By JOANNE McCARTHY
March 31, 2015, 9:30 p.m.
THE NSW Department of Planning is proposing new guidelines to assess
coal mines that will allow mining companies to withhold more information about
the financial costs and benefits of mining projects from the public.
The draft guidelines could also controversially consider biodiversity
offsets as benefits to the community after lobbying by the mining industry.
Biodiversity offset land is bought to compensate for the destruction of areas
to make way for mines. Reclassifying them as a benefit to the community rather
than a cost will enhance the economic argument for a mine project.
The draft guidelines are being developed in consultation with the mining
industry to replace Department of Planning and NSW Treasury guidelines prepared
in 2012.
The changes are in response to scathing criticism by the NSW Planning
Assessment Commission of some mine economic assessments, and the Department of
Planning for uncritically accepting those assessments.
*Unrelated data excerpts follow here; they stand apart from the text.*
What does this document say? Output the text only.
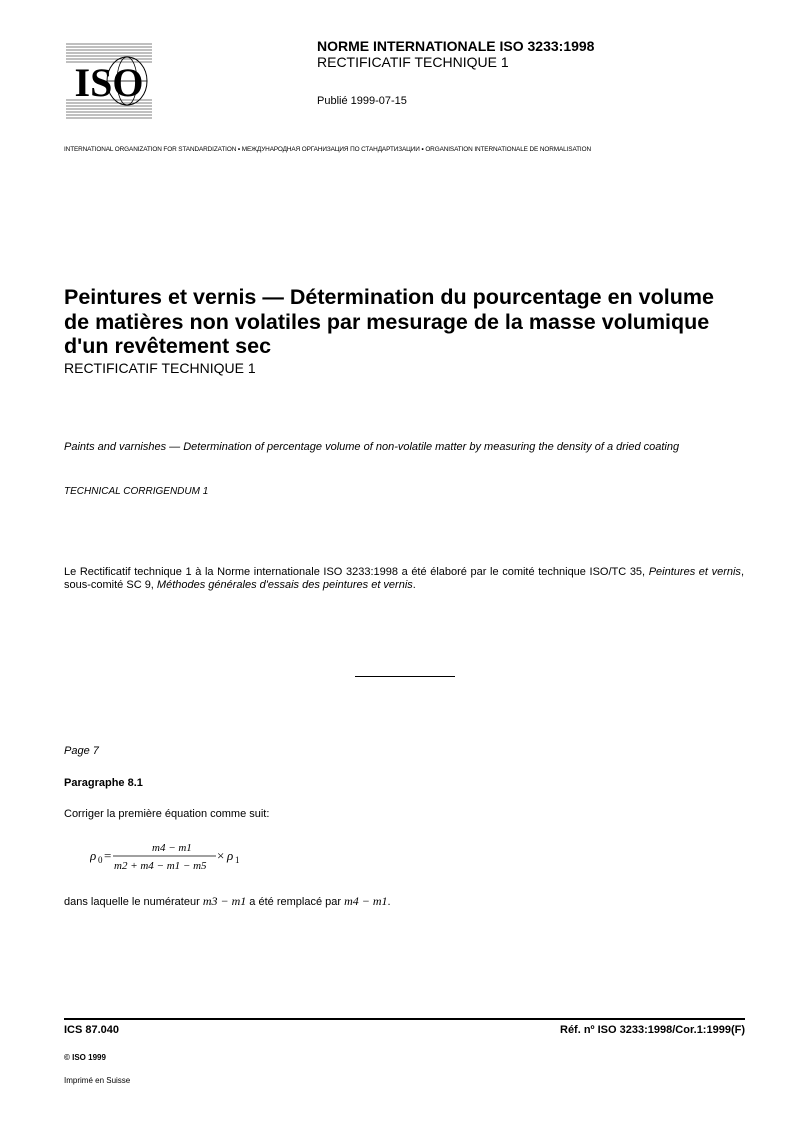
ISO
NORME INTERNATIONALE ISO 3233:1998
RECTIFICATIF TECHNIQUE 1
Publié 1999-07-15
INTERNATIONAL ORGANIZATION FOR STANDARDIZATION • МЕЖДУНАРОДНАЯ ОРГАНИЗАЦИЯ ПО СТАНДАРТИЗАЦИИ • ORGANISATION INTERNATIONALE DE NORMALISATION
Peintures et vernis — Détermination du pourcentage en volume de matières non volatiles par mesurage de la masse volumique d'un revêtement sec
RECTIFICATIF TECHNIQUE 1
Paints and varnishes — Determination of percentage volume of non-volatile matter by measuring the density of a dried coating
TECHNICAL CORRIGENDUM 1
Le Rectificatif technique 1 à la Norme internationale ISO 3233:1998 a été élaboré par le comité technique ISO/TC 35, Peintures et vernis, sous-comité SC 9, Méthodes générales d'essais des peintures et vernis.
Page 7
Paragraphe 8.1
Corriger la première équation comme suit:
ρ 0 =	m4 − m1
m2 + m4 − m1 − m5
× ρ 1
dans laquelle le numérateur m3 − m1 a été remplacé par m4 − m1.
ICS 87.040	Réf. nº ISO 3233:1998/Cor.1:1999(F)
© ISO 1999
Imprimé en Suisse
But an independent report of a Newcastle company’s economic assessments
of three NSW coal mine projects in January, where the new draft guidelines were
quoted and appeared to underpin an ‘‘unorthodox’’ new approach to economic
assessments, found the assessments lacked transparency and made it ‘‘difficult
to verify the calculations undertaken’’.
The Centre for International Economics (CIE) report found the AIGIS
Group’s cost benefit analyses of Centennial Coal’s Airly, Angus Place and
Springvale mines were ‘‘inconsistent with well-established principles and the
NSW Government’s November 2012 Guideline for the use of cost benefit analysis
in mining and coal seam gas proposals’’.
The CIE report, commissioned by the Department of Planning, found some
methods used in the AIGIS reports were likely to significantly overstate the
true net economic benefit to the local community.
The CIE report also criticised the ‘‘inappropriate’’ inclusion of biodiversity
offset land costs as ‘‘benefits’’ to the community.
The AIGIS Group included quotes from the new draft guidelines. It also
noted that Centennial Coal planned to ‘‘no longer place material that might be
considered commercially sensitive in the public domain in the context of
submitting consent approvals’’.
Australia Institute economist Rod Campbell said the Department of
Planning was developing its own rules, in consultation with the mining
industry, to help mining companies get around serious economic assessment
requirements and existing rules.
‘‘There are now new guidelines which mean unorthodox economics are now
endorsed and it is no longer necessary to meet the ‘expected’ orthodoxy,’’ Mr
Campbell said.
A department spokesman said it was working with other government
departments, including NSW Treasury, to develop the new guidelines in response
to criticism from the Planning Assessment Commission.
They would be released to the public for comment before they were
finalised.
Centennial Coal did
not respond to a question about whether it had a copy of the draft guidelines,
saying it believed they were cabinet in confidence documents. It said it was
reasonable to include biodiversity offsets as benefits.